Z111B and its associated components form an active equivalent of
a series resonant LCR circuit. This has an impedance minimum of
5.4k at around 80Hz with Q=0.7 The reason the bass is done as a
band-boost filter rather than a shelving filter is so that you can
boost the ‘real’ bass without causing lots of sub-audio loudspeaker
cone excursion which wastes power and may damage the drive
units.
The digital pots Z108D and Z108A control the bass and treble
respectively. This is done by moving the wiper connected to the
frequency-sensitive impedance between the non-inverting and
inverting terminals of Z112A, effectively changing the ratio of
feedback boost and feed-forward attenuation of the circuit at the
desired frequencies, thus providing a EQ gain control that is
symmetrical on a logarithmic scale, with the use of a linear pot.
Z112B provides the 6dB of gain necessary to bring the nominal
signal level back to unity. C116 and C117 remove the 2.5VDC
offset from the output, to prevent clunks when the tone controls
are activated.
Z108 is controlled by a simple 3-wire serial interface from the
microprocessor. Each of the digital lines has its own ground return
to minimise electromagnetic interference. They are connected
together only at the GND pin of the IC.
Volume control
Z107 is a VSDVC electronic volume control IC. It works, in
conjunction with an external op-amp, by varying the feed-forward
and feedback resistors in an inverting gain configuration. In this
way, it can allow output signal swings of up to 22Vpp whilst
operating from a single +5VDC power supply. Also, it allows the
user the choice of external circuitry to fine-tune the performance.

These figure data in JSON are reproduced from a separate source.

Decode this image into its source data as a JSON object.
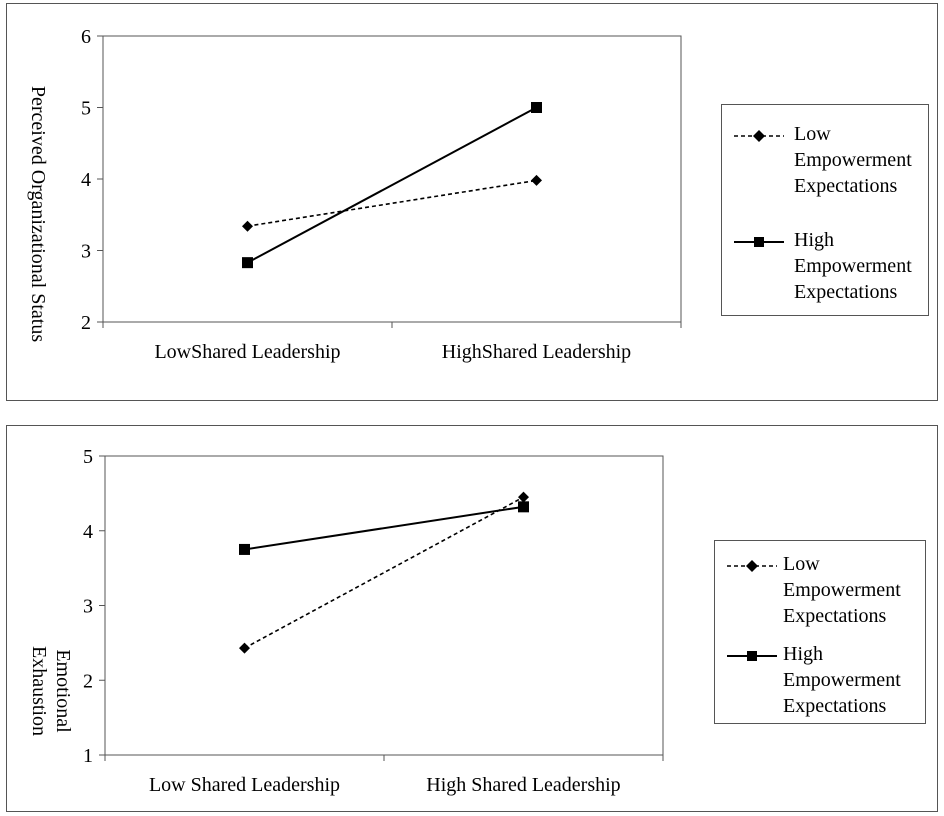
{
  "chart_data": [
    {
      "type": "line",
      "categories": [
        "LowShared Leadership",
        "HighShared Leadership"
      ],
      "ylabel": "Perceived Organizational Status",
      "xlabel": "",
      "ylim": [
        2,
        6
      ],
      "yticks": [
        "2",
        "3",
        "4",
        "5",
        "6"
      ],
      "grid": false,
      "legend_position": "right",
      "series": [
        {
          "name": "Low\nEmpowerment\nExpectations",
          "values": [
            3.34,
            3.98
          ],
          "line": "dashed",
          "marker": "diamond",
          "color": "#000000"
        },
        {
          "name": "High\nEmpowerment\nExpectations",
          "values": [
            2.83,
            5.0
          ],
          "line": "solid",
          "marker": "square",
          "color": "#000000"
        }
      ]
    },
    {
      "type": "line",
      "categories": [
        "Low Shared Leadership",
        "High Shared Leadership"
      ],
      "ylabel": "Emotional\nExhaustion",
      "xlabel": "",
      "ylim": [
        1,
        5
      ],
      "yticks": [
        "1",
        "2",
        "3",
        "4",
        "5"
      ],
      "grid": false,
      "legend_position": "right",
      "series": [
        {
          "name": "Low\nEmpowerment\nExpectations",
          "values": [
            2.43,
            4.45
          ],
          "line": "dashed",
          "marker": "diamond",
          "color": "#000000"
        },
        {
          "name": "High\nEmpowerment\nExpectations",
          "values": [
            3.75,
            4.32
          ],
          "line": "solid",
          "marker": "square",
          "color": "#000000"
        }
      ]
    }
  ]
}
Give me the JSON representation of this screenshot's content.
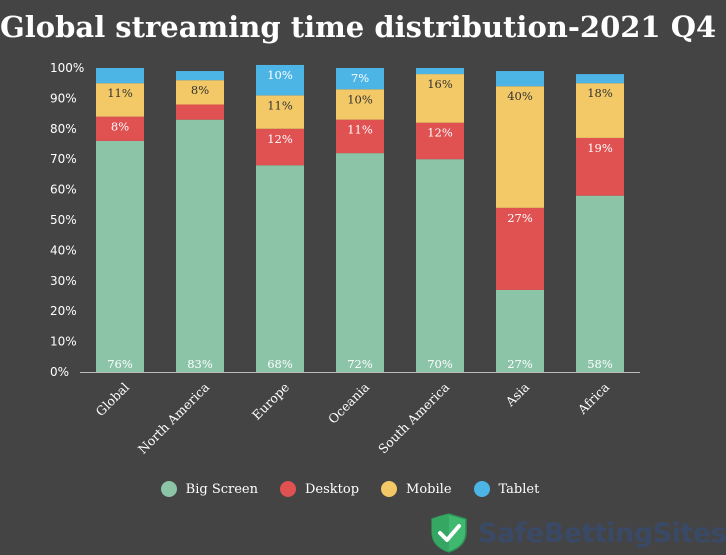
{
  "chart_data": {
    "type": "bar",
    "stacked": true,
    "title": "Global streaming time distribution-2021 Q4",
    "categories": [
      "Global",
      "North America",
      "Europe",
      "Oceania",
      "South America",
      "Asia",
      "Africa"
    ],
    "series": [
      {
        "name": "Big Screen",
        "color": "#8cc4a8",
        "values": [
          76,
          83,
          68,
          72,
          70,
          27,
          58
        ],
        "labels": [
          "76%",
          "83%",
          "68%",
          "72%",
          "70%",
          "27%",
          "58%"
        ]
      },
      {
        "name": "Desktop",
        "color": "#e05152",
        "values": [
          8,
          5,
          12,
          11,
          12,
          27,
          19
        ],
        "labels": [
          "8%",
          "",
          "12%",
          "11%",
          "12%",
          "27%",
          "19%"
        ]
      },
      {
        "name": "Mobile",
        "color": "#f2c966",
        "values": [
          11,
          8,
          11,
          10,
          16,
          40,
          18
        ],
        "labels": [
          "11%",
          "8%",
          "11%",
          "10%",
          "16%",
          "40%",
          "18%"
        ]
      },
      {
        "name": "Tablet",
        "color": "#4cb5e6",
        "values": [
          5,
          3,
          10,
          7,
          2,
          5,
          3
        ],
        "labels": [
          "",
          "",
          "10%",
          "7%",
          "",
          "",
          ""
        ]
      }
    ],
    "ylim": [
      0,
      100
    ],
    "yticks": [
      "0%",
      "10%",
      "20%",
      "30%",
      "40%",
      "50%",
      "60%",
      "70%",
      "80%",
      "90%",
      "100%"
    ],
    "legend_position": "bottom",
    "grid": false
  },
  "legend": [
    {
      "label": "Big Screen",
      "color": "#8cc4a8"
    },
    {
      "label": "Desktop",
      "color": "#e05152"
    },
    {
      "label": "Mobile",
      "color": "#f2c966"
    },
    {
      "label": "Tablet",
      "color": "#4cb5e6"
    }
  ],
  "brand": {
    "name": "SafeBettingSites",
    "icon": "shield-check-icon"
  }
}
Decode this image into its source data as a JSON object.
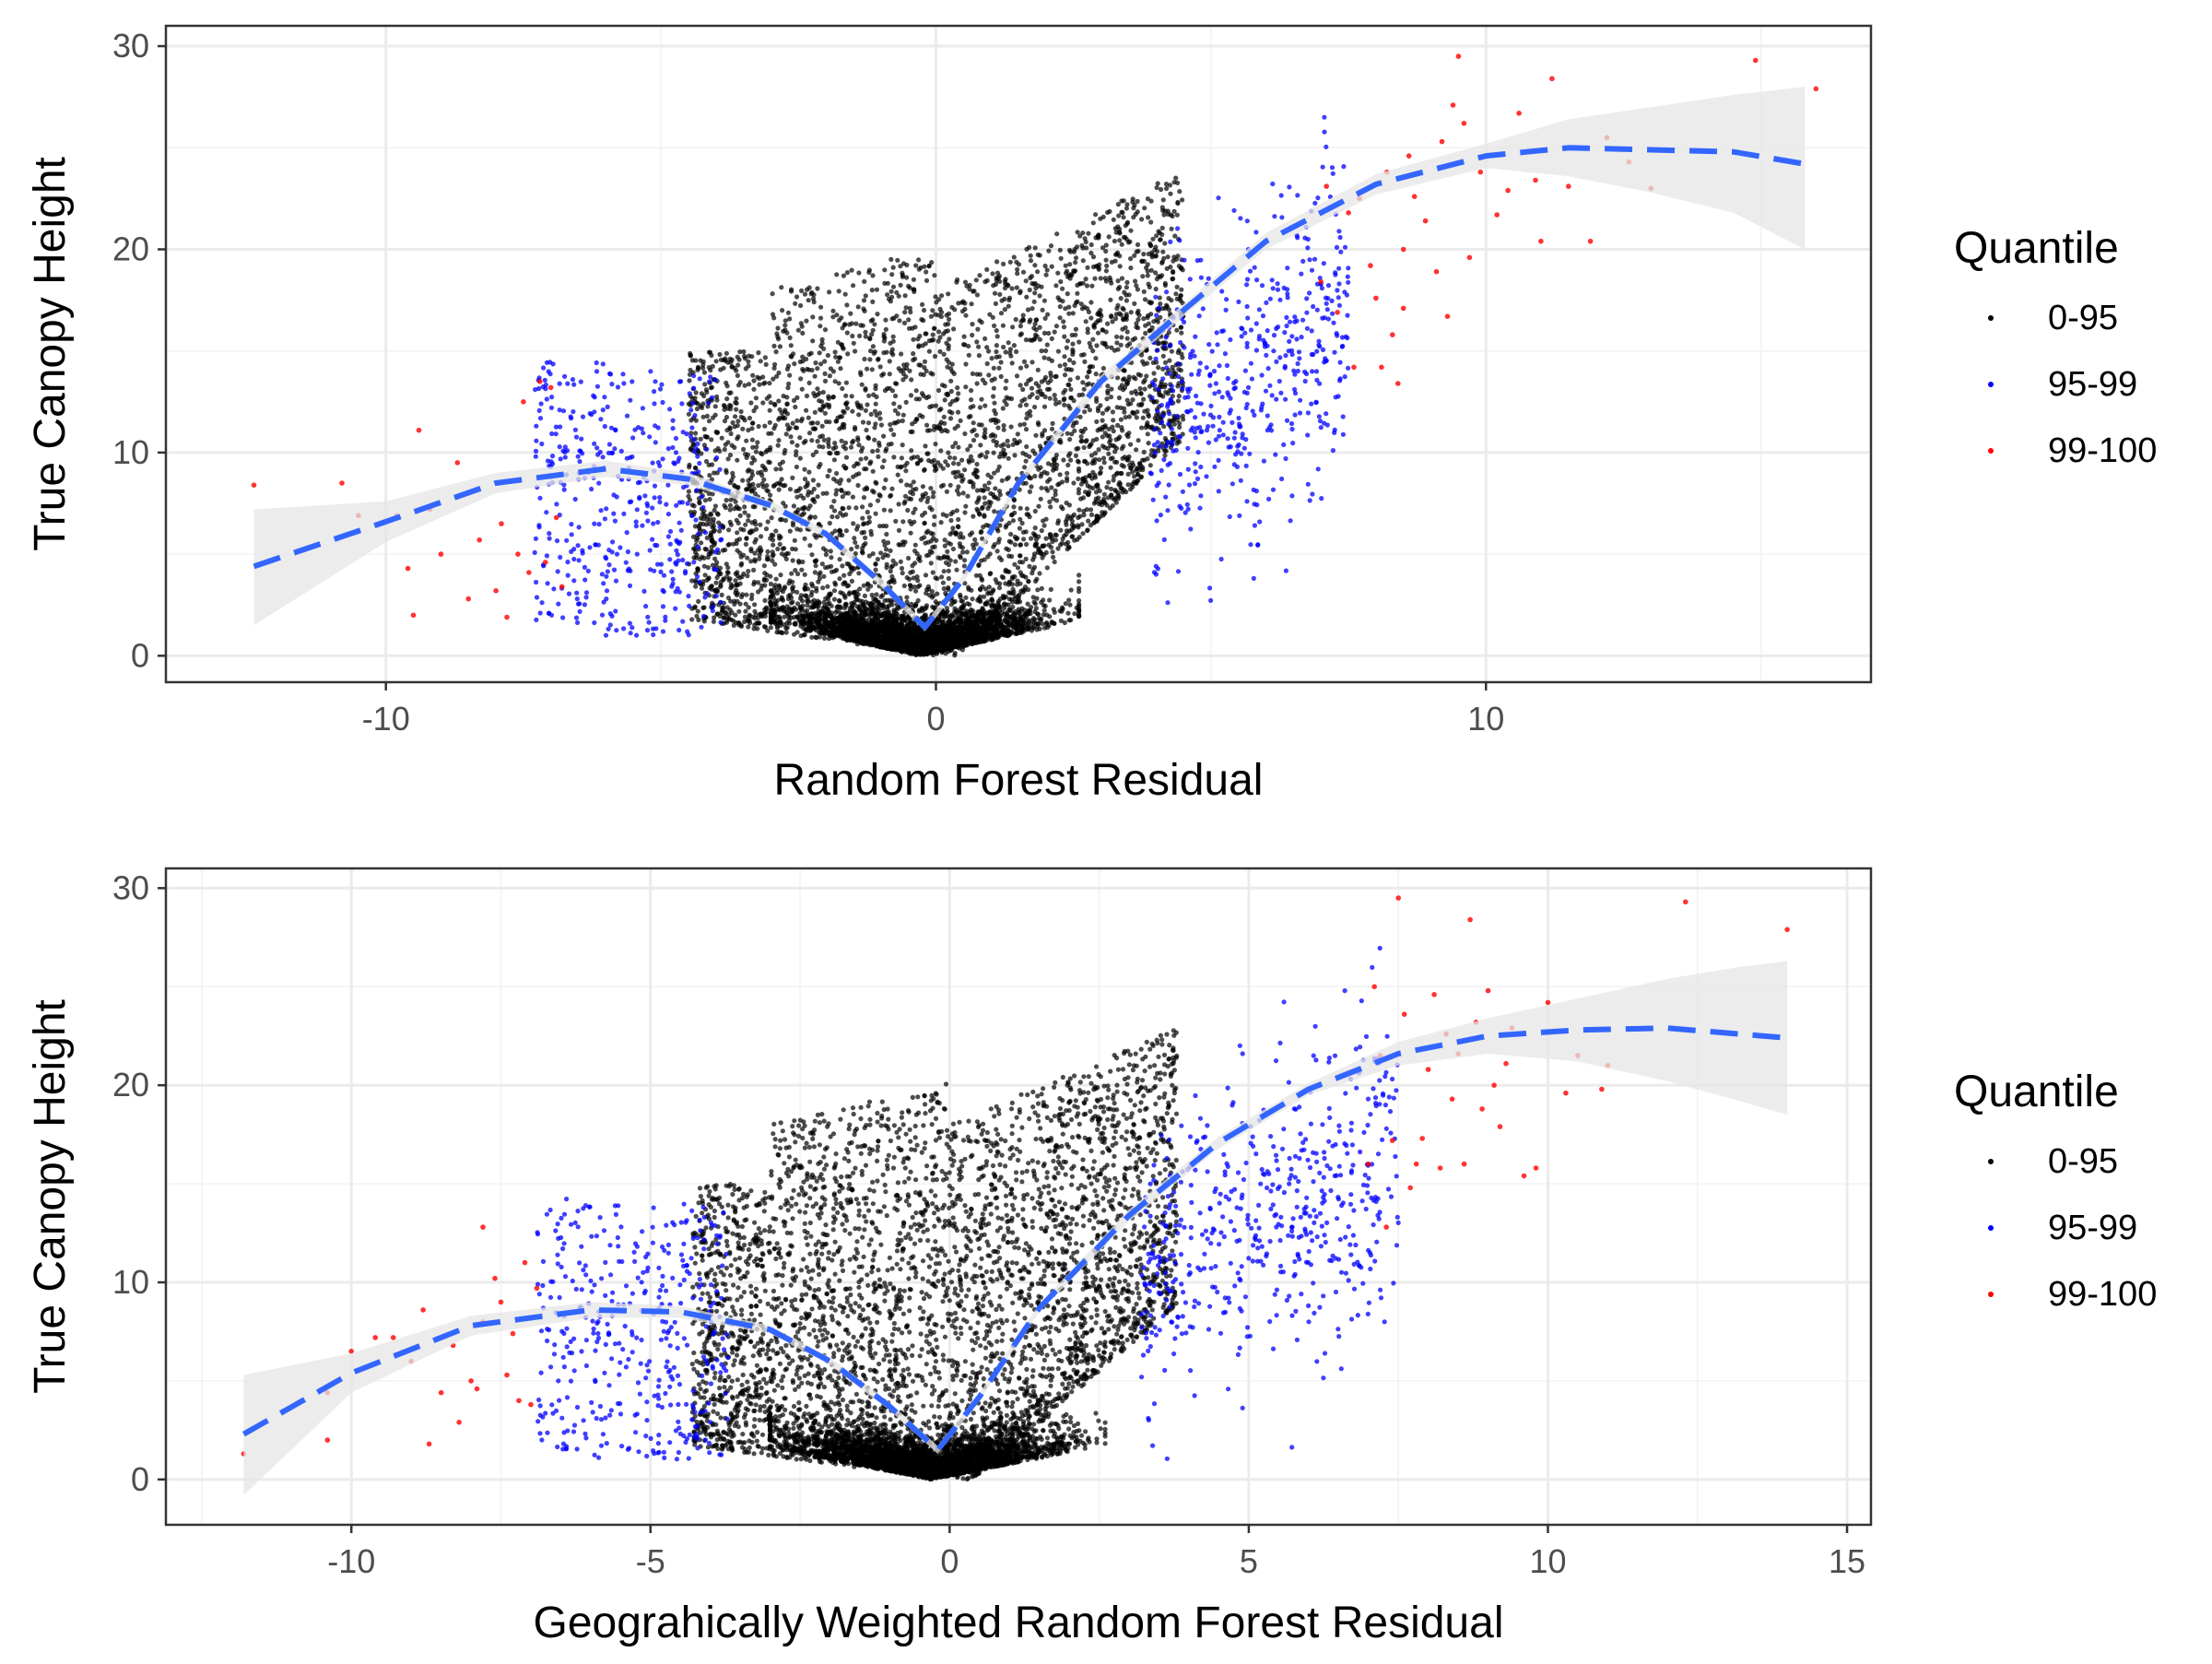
{
  "legend_title": "Quantile",
  "legend_items": [
    {
      "label": "0-95",
      "color": "#000000"
    },
    {
      "label": "95-99",
      "color": "#0000ff"
    },
    {
      "label": "99-100",
      "color": "#ff0000"
    }
  ],
  "chart_data": [
    {
      "type": "scatter",
      "xlabel": "Random Forest Residual",
      "ylabel": "True Canopy Height",
      "xlim": [
        -14,
        17
      ],
      "ylim": [
        -1.3,
        31
      ],
      "x_ticks": [
        -10,
        0,
        10
      ],
      "x_tick_labels": [
        "-10",
        "0",
        "10"
      ],
      "y_ticks": [
        0,
        10,
        20,
        30
      ],
      "y_tick_labels": [
        "0",
        "10",
        "20",
        "30"
      ],
      "grid": true,
      "legend": "right",
      "smooth_line_color": "#3366ff",
      "band_color": "#e5e5e5",
      "smooth_fit": {
        "x": [
          -12.4,
          -10,
          -8,
          -6,
          -4.5,
          -3,
          -2,
          -1,
          -0.2,
          0.5,
          1.5,
          3,
          4.5,
          6,
          8,
          10,
          11.5,
          13,
          14.5,
          15.8
        ],
        "y": [
          4.4,
          6.6,
          8.5,
          9.2,
          8.7,
          7.4,
          6.0,
          3.6,
          1.4,
          3.8,
          8.5,
          13.5,
          17.0,
          20.4,
          23.2,
          24.6,
          25.0,
          24.9,
          24.8,
          24.2
        ],
        "lower": [
          1.5,
          5.6,
          8.0,
          8.8,
          8.4,
          7.2,
          5.8,
          3.4,
          1.2,
          3.6,
          8.3,
          13.2,
          16.7,
          20.0,
          22.7,
          24.0,
          23.6,
          22.8,
          21.8,
          20.0
        ],
        "upper": [
          7.2,
          7.6,
          9.0,
          9.6,
          9.0,
          7.6,
          6.2,
          3.8,
          1.6,
          4.0,
          8.7,
          13.8,
          17.3,
          20.8,
          23.7,
          25.2,
          26.4,
          27.0,
          27.6,
          28.0
        ]
      },
      "outlier_points": {
        "99-100": [
          [
            -12.4,
            8.4
          ],
          [
            -10.8,
            8.5
          ],
          [
            -10.5,
            6.9
          ],
          [
            -9.8,
            6.9
          ],
          [
            -9.6,
            4.3
          ],
          [
            -9.5,
            2.0
          ],
          [
            -9.4,
            11.1
          ],
          [
            -9.2,
            7.2
          ],
          [
            -9.0,
            5.0
          ],
          [
            -8.7,
            9.5
          ],
          [
            -8.5,
            2.8
          ],
          [
            -8.3,
            5.7
          ],
          [
            -8.0,
            3.2
          ],
          [
            -7.9,
            6.5
          ],
          [
            -7.8,
            1.9
          ],
          [
            -7.6,
            5.0
          ],
          [
            -7.5,
            12.5
          ],
          [
            -7.4,
            4.1
          ],
          [
            -7.2,
            13.5
          ],
          [
            -7.1,
            4.6
          ],
          [
            -7.0,
            13.2
          ],
          [
            -6.9,
            6.8
          ],
          [
            -6.8,
            3.4
          ],
          [
            7.0,
            18.4
          ],
          [
            7.1,
            23.1
          ],
          [
            7.3,
            16.9
          ],
          [
            7.5,
            21.8
          ],
          [
            7.6,
            14.2
          ],
          [
            7.7,
            22.5
          ],
          [
            7.9,
            19.2
          ],
          [
            8.0,
            17.6
          ],
          [
            8.1,
            14.2
          ],
          [
            8.2,
            23.8
          ],
          [
            8.3,
            15.8
          ],
          [
            8.4,
            13.4
          ],
          [
            8.5,
            20.0
          ],
          [
            8.5,
            17.1
          ],
          [
            8.6,
            24.6
          ],
          [
            8.7,
            22.6
          ],
          [
            8.9,
            21.4
          ],
          [
            9.1,
            18.9
          ],
          [
            9.2,
            25.3
          ],
          [
            9.3,
            16.7
          ],
          [
            9.4,
            27.1
          ],
          [
            9.5,
            29.5
          ],
          [
            9.6,
            26.2
          ],
          [
            9.7,
            19.6
          ],
          [
            9.9,
            23.8
          ],
          [
            10.2,
            21.7
          ],
          [
            10.4,
            22.9
          ],
          [
            10.6,
            26.7
          ],
          [
            10.9,
            23.4
          ],
          [
            11.0,
            20.4
          ],
          [
            11.2,
            28.4
          ],
          [
            11.5,
            23.1
          ],
          [
            11.9,
            20.4
          ],
          [
            12.2,
            25.5
          ],
          [
            12.6,
            24.3
          ],
          [
            13.0,
            23.0
          ],
          [
            14.9,
            29.3
          ],
          [
            16.0,
            27.9
          ]
        ]
      },
      "series": [
        {
          "name": "0-95",
          "color": "#000000",
          "n_points": 7000,
          "x_range": [
            -4.5,
            4.5
          ]
        },
        {
          "name": "95-99",
          "color": "#0000ff",
          "n_points": 900,
          "x_range": [
            -7.3,
            7.5
          ]
        },
        {
          "name": "99-100",
          "color": "#ff0000",
          "n_points": 61
        }
      ]
    },
    {
      "type": "scatter",
      "xlabel": "Geograhically Weighted Random Forest Residual",
      "ylabel": "True Canopy Height",
      "xlim": [
        -13.1,
        15.4
      ],
      "ylim": [
        -2.3,
        31
      ],
      "x_ticks": [
        -10,
        -5,
        0,
        5,
        10,
        15
      ],
      "x_tick_labels": [
        "-10",
        "-5",
        "0",
        "5",
        "10",
        "15"
      ],
      "y_ticks": [
        0,
        10,
        20,
        30
      ],
      "y_tick_labels": [
        "0",
        "10",
        "20",
        "30"
      ],
      "grid": true,
      "legend": "right",
      "smooth_line_color": "#3366ff",
      "band_color": "#e5e5e5",
      "smooth_fit": {
        "x": [
          -11.8,
          -10,
          -8,
          -6,
          -4.5,
          -3,
          -2,
          -1,
          -0.2,
          0.5,
          1.5,
          3,
          4.5,
          6,
          7.5,
          9,
          10.5,
          12,
          13.2,
          14.0
        ],
        "y": [
          2.3,
          5.4,
          7.8,
          8.6,
          8.5,
          7.6,
          6.0,
          3.7,
          1.5,
          4.2,
          8.7,
          13.4,
          17.1,
          19.8,
          21.6,
          22.5,
          22.8,
          22.9,
          22.6,
          22.4
        ],
        "lower": [
          -0.8,
          4.4,
          7.3,
          8.2,
          8.2,
          7.4,
          5.8,
          3.5,
          1.3,
          4.0,
          8.5,
          13.1,
          16.8,
          19.5,
          21.0,
          21.6,
          21.2,
          20.2,
          19.2,
          18.5
        ],
        "upper": [
          5.3,
          6.4,
          8.3,
          9.0,
          8.8,
          7.8,
          6.2,
          3.9,
          1.7,
          4.4,
          8.9,
          13.7,
          17.4,
          20.1,
          22.2,
          23.4,
          24.4,
          25.4,
          26.0,
          26.3
        ]
      },
      "outlier_points": {
        "99-100": [
          [
            -11.8,
            1.3
          ],
          [
            -10.4,
            4.4
          ],
          [
            -10.4,
            2.0
          ],
          [
            -10.0,
            6.5
          ],
          [
            -9.6,
            7.2
          ],
          [
            -9.3,
            7.2
          ],
          [
            -9.0,
            6.0
          ],
          [
            -8.8,
            8.6
          ],
          [
            -8.7,
            1.8
          ],
          [
            -8.5,
            4.4
          ],
          [
            -8.3,
            6.8
          ],
          [
            -8.2,
            2.9
          ],
          [
            -8.0,
            5.0
          ],
          [
            -7.9,
            4.6
          ],
          [
            -7.8,
            12.8
          ],
          [
            -7.8,
            8.0
          ],
          [
            -7.6,
            10.2
          ],
          [
            -7.5,
            9.0
          ],
          [
            -7.4,
            5.3
          ],
          [
            -7.3,
            7.4
          ],
          [
            -7.2,
            4.0
          ],
          [
            -7.1,
            11.0
          ],
          [
            -7.0,
            3.8
          ],
          [
            -6.9,
            9.7
          ],
          [
            7.0,
            16.0
          ],
          [
            7.1,
            25.0
          ],
          [
            7.2,
            21.5
          ],
          [
            7.3,
            12.8
          ],
          [
            7.4,
            17.2
          ],
          [
            7.5,
            29.5
          ],
          [
            7.6,
            23.6
          ],
          [
            7.7,
            14.8
          ],
          [
            7.8,
            16.0
          ],
          [
            7.9,
            17.3
          ],
          [
            8.0,
            20.8
          ],
          [
            8.1,
            24.6
          ],
          [
            8.2,
            15.8
          ],
          [
            8.3,
            22.6
          ],
          [
            8.4,
            19.3
          ],
          [
            8.5,
            21.6
          ],
          [
            8.6,
            16.0
          ],
          [
            8.7,
            28.4
          ],
          [
            8.8,
            23.2
          ],
          [
            8.9,
            18.8
          ],
          [
            9.0,
            24.8
          ],
          [
            9.1,
            20.0
          ],
          [
            9.2,
            17.9
          ],
          [
            9.3,
            21.1
          ],
          [
            9.4,
            22.9
          ],
          [
            9.6,
            15.4
          ],
          [
            9.8,
            15.8
          ],
          [
            10.0,
            24.2
          ],
          [
            10.3,
            19.6
          ],
          [
            10.5,
            21.5
          ],
          [
            10.9,
            19.8
          ],
          [
            11.0,
            21.0
          ],
          [
            12.3,
            29.3
          ],
          [
            14.0,
            27.9
          ]
        ]
      },
      "series": [
        {
          "name": "0-95",
          "color": "#000000",
          "n_points": 7000,
          "x_range": [
            -4.3,
            3.8
          ]
        },
        {
          "name": "95-99",
          "color": "#0000ff",
          "n_points": 900,
          "x_range": [
            -6.9,
            7.5
          ]
        },
        {
          "name": "99-100",
          "color": "#ff0000",
          "n_points": 58
        }
      ]
    }
  ]
}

The gain is controlled from the microprocessor via a 3-wire serial
interface. The analogue supply rail is derived from the local +5V
via R185 and C156 // C157.
Z117 is the output op-amp. Its outputs are decoupled via R186,
R187, C158 and C159 so that it has a low output impedance but
can drive cable capacitance without oscillation. R186 and R187
are included in the audio frequency feedback loop to reduce output
impedance when driving ‘difficult’ cables.
RLY100 is a mute relay which shunts the preamp output to
ground. This is to prevent thumps and squeals when the units is
powered up or down.
Power supply
The transformer winding is connected to SK300. The voltage is
rectified and smoothed by D300, D301, D306, D307 and C300,
C310. The unregulated voltage should be around ±27VDC. F300
and F301 are secondary fuses, as the low power preamp winding
would not blow the primary fuses if short circuited.
The voltage regulators are discrete compound emitter followers. I
will describe the +15V supply as the negative is essentially an
exact mirror image.
Q300 and R300 act as a constant current source, supplying around
7mA into D310. C302 and C314 reduce ripple and broadband
noise on the zener diode. Q305 and Q306 form a complementary
Darlington NPN transistor which is configured as an emitter
follower, producing the +15VDC at its output. C303 is to provide
bulk charge storage and to reduce the AC output impedance of the
power supply. D302 prevents reverse bias of the supply during
power down.
Z301 is a conventional LM317 type circuit to drop the +15V rail
down to +5V for the tone and volume control circuits.
Star point SP300 explicitly connects the differently named ground
nets together at one point, to minimise hum.